When Alphonse and Princess Elvire, fleeing the violence, fall into Masaniello’s hands, he lets them go, to the fury of his confederates, who give him a slow-acting poison. Though maddened by the poison, when he hears that a Spanish army is advancing on his people, he organizes armed resistance—but dies saving Elvire’s life. In the midst of this, Vesuvius explodes. Hearing the news of her brother’s death, Fenella jumps from a terrace into the burning lava.

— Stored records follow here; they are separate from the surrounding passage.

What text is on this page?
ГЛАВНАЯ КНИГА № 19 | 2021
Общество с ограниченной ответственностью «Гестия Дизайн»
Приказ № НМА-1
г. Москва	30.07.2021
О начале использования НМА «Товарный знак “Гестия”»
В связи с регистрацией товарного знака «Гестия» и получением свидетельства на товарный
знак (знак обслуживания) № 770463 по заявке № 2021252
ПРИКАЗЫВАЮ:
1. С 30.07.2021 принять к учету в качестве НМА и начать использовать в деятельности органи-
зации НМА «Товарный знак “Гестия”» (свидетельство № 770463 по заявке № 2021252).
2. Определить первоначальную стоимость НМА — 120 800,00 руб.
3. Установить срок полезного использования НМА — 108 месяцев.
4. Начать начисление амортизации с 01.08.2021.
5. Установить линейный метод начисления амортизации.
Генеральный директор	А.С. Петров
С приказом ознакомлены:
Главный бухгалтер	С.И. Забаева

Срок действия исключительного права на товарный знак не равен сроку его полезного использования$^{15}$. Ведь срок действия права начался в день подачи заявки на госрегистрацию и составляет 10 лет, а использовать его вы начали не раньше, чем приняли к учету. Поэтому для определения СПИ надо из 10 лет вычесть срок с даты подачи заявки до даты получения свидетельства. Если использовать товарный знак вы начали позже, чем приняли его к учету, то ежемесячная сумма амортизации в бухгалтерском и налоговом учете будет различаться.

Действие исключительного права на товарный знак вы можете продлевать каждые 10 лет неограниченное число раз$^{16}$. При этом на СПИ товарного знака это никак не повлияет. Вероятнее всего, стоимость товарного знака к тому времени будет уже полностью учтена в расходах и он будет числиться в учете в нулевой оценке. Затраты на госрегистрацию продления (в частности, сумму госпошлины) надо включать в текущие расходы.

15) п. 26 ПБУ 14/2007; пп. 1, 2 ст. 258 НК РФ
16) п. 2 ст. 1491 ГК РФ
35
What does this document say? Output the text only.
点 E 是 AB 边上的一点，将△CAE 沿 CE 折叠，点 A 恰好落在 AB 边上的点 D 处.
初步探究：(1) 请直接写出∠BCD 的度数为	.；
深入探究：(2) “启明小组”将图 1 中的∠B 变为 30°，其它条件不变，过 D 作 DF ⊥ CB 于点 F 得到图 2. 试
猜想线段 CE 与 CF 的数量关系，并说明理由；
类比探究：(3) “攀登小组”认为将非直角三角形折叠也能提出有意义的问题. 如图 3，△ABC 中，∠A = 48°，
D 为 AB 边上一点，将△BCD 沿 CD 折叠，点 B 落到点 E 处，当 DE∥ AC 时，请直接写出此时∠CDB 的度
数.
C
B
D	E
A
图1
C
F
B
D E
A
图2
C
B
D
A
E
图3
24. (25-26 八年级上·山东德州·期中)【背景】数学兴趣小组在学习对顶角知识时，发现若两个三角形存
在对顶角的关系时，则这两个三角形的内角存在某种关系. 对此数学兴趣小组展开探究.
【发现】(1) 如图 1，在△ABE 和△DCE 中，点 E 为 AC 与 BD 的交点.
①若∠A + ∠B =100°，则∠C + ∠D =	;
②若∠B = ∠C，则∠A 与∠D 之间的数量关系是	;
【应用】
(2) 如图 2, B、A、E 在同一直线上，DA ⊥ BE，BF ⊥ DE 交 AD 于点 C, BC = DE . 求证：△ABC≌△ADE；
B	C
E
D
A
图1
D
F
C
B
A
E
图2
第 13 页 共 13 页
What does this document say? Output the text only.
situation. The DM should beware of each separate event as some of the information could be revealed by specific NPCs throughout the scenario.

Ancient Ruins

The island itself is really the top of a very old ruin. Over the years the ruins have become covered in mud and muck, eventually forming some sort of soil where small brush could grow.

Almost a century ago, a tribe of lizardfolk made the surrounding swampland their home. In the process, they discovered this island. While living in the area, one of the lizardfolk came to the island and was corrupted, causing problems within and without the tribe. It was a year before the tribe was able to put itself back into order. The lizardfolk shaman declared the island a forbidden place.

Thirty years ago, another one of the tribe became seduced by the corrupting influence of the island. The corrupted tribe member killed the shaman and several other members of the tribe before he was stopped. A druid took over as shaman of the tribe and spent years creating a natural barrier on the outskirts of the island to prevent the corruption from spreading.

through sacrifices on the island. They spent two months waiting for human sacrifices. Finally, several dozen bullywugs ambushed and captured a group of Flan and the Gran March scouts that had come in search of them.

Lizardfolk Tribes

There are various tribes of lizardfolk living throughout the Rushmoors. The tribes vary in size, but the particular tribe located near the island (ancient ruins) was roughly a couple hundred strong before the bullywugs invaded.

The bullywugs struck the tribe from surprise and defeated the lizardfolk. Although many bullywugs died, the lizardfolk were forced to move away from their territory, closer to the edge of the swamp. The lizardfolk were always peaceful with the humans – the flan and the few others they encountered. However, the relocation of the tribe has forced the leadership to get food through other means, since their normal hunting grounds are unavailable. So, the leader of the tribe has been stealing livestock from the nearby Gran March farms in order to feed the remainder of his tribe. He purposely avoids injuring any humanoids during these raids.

This excellent performance comes from the Anhaltische Theater Dessau, which I am surprised and sorry to see is currently facing a threat to his continued existence due to severe cuts in its subsidy from the state of Saxony-Anhalt. I found the recording most enjoyable all the way through with a splendid contribution from the chorus in their many important passages and fine orchestral playing under conductor Antony Hermas. The recording was obviously made in association with staged performances of the opera but does not seem to be a live performance, there is no stage noise or applause. I have never heard of any of the singers before, but the three leads all do a good job.

Alphonse is creditably performed by Oscar de la Torre, with singing that is always a pleasure to hear. Angelina Ruzzafante is Elvire and manages her florid entrance aria with aplomb, the occasional harshness in parts of her voice through the opera is only a minor flaw. The Mexican tenor Diego Torre as Masaniello is really quite superb in my opinion, flaunting a very heroic ping and ringing high notes to burn. He can also manage soft singing, as, for instance, in the beautiful lullaby he sings to his ravaged, despairing, handicapped sister.

Photos of the stage production in the booklet that accompanies the CDs (which has a libretto in German and French but only an English synopsis, which is quite sufficient really) reveal that de la Torre is perhaps more of a pleasure to listen to than to watch, he seems to be a rather short and tubby looking fellow, but that doesn’t matter on a CD. “Rather listen than watch” perhaps applies to the production too, as photos show the characters in jeans and the ballerina part played by a girl with a punk hair style and clothes.

The only other recording of this opera I am familiar with was made in the 1980s under Thomas Fulton with a much more starry cast of Alfredo Kraus, slightly past his best but still excellent, June Anderson and John Aler, but as much as I love Anderson and admire Kraus I have to say I prefer this new recording, which is more exciting, I think due to the superior orchestra and chorus.